Sen. Wahls, 29, said that while he’s still young, he’s been living through the longest war in American history, noting how the world changed forever on 9/11. Amidst the COVID-19 pandemic, he said America has a new generation of heroes at home — healthcare workers.
Bobby Kaufmann, a seventh generation Wilton resident, said it was an honor to be in his hometown to help dedicate the rock. “This rock is a symbol for those who served and are no longer with us, and for those who serve today. They made the sacrifice knowingly, and many are from Muscatine County … every time you drive or walk by this rock, remember them for their service.”
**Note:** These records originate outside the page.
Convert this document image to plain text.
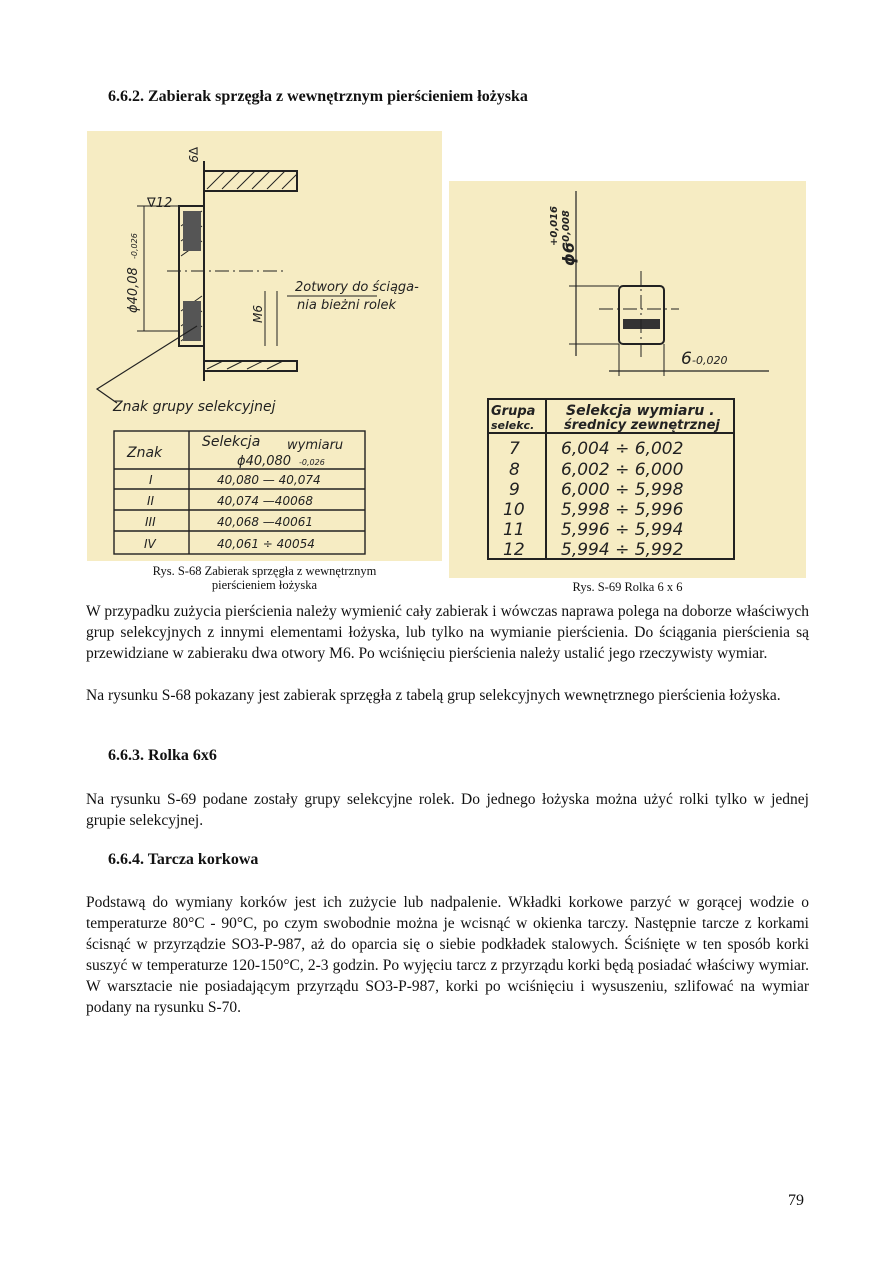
6.6.2. Zabierak sprzęgła z wewnętrznym pierścieniem łożyska
∇9
∇12
ϕ40,08
-0,026
M6
2otwory do ściąga-
nia bieżni rolek
Znak grupy selekcyjnej
Znak
Selekcja wymiaru
ϕ40,080 -0,026
I	40,080 — 40,074
II	40,074 —40068
III	40,068 —40061
IV	40,061 ÷ 40054
Rys. S-68 Zabierak sprzęgła z wewnętrznym
pierścieniem łożyska
ϕ6
+0,016 -0,008
6 -0,020
Grupa
selekc.
Selekcja wymiaru .
średnicy zewnętrznej
7 6,004 ÷ 6,002
8 6,002 ÷ 6,000
9 6,000 ÷ 5,998
10 5,998 ÷ 5,996
11 5,996 ÷ 5,994
12 5,994 ÷ 5,992
Rys. S-69 Rolka 6 x 6

W przypadku zużycia pierścienia należy wymienić cały zabierak i wówczas naprawa polega na doborze właściwych grup selekcyjnych z innymi elementami łożyska, lub tylko na wymianie pierścienia. Do ściągania pierścienia są przewidziane w zabieraku dwa otwory M6. Po wciśnięciu pierścienia należy ustalić jego rzeczywisty wymiar.

Na rysunku S-68 pokazany jest zabierak sprzęgła z tabelą grup selekcyjnych wewnętrznego pierścienia łożyska.

6.6.3. Rolka 6x6

Na rysunku S-69 podane zostały grupy selekcyjne rolek. Do jednego łożyska można użyć rolki tylko w jednej grupie selekcyjnej.

6.6.4. Tarcza korkowa

Podstawą do wymiany korków jest ich zużycie lub nadpalenie. Wkładki korkowe parzyć w gorącej wodzie o temperaturze 80°C - 90°C, po czym swobodnie można je wcisnąć w okienka tarczy. Następnie tarcze z korkami ścisnąć w przyrządzie SO3-P-987, aż do oparcia się o siebie podkładek stalowych. Ściśnięte w ten sposób korki suszyć w temperaturze 120-150°C, 2-3 godzin. Po wyjęciu tarcz z przyrządu korki będą posiadać właściwy wymiar. W warsztacie nie posiadającym przyrządu SO3-P-987, korki po wciśnięciu i wysuszeniu, szlifować na wymiar podany na rysunku S-70.

79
Artist Bubba Sorensen said he was currently working on rock No. 93 in Fayette. He said he paints “Old Glory” atop every Freedom Rock. The Muscatine County rock depicts a rear admiral saluting on an aircraft carrier, poppies, a soldier using a flamethrower, and a tail gunner — each representing stories from Muscatine County.
Will Pennington closed the dedication by saying it was good to be home in Wilton. His decorated military career has taken him around the world as a Navy pilot, and he’s commanded several ships, including an aircraft carrier named for George H.W. Bush. He read several quotes from President H.W. Bush in his remarks.
“We have a generation of folks who think freedom is their God-given right. That’s not true,” he said, noting that freedom is always a generation away from not being guaranteed.
Pennington is a 1985 Wilton High School grad. He called his longstanding military career the best job in the world in an interview later with the Advocate News. He did four years of training and has spent the last 31 and 1/2 in the Navy.
“It’s neat to see how beautiful downtown Wilton is, and it’s neat to see this add to that. When I was a little kid in this town, I was just hoping not to go to jail. I went to the Naval academy and the plan was to get my education paid for and get a job, fly a bit, then come home. I got to the end of that, stayed in, and haven’t really gotten to that last phase yet.”
After addressing the crowd, Pennington had the pleasure of directing the local Scouts to take the sheet off the rock, unveiling it to the crowd.
Melissa Marolf sang “America the Beautiful.” Then all veterans were invited to the rock site for an all-veteran photo opportunity. Dozens of veterans filed onto the site and surrounded the rock for a memorable moment, photographed by many in attendance.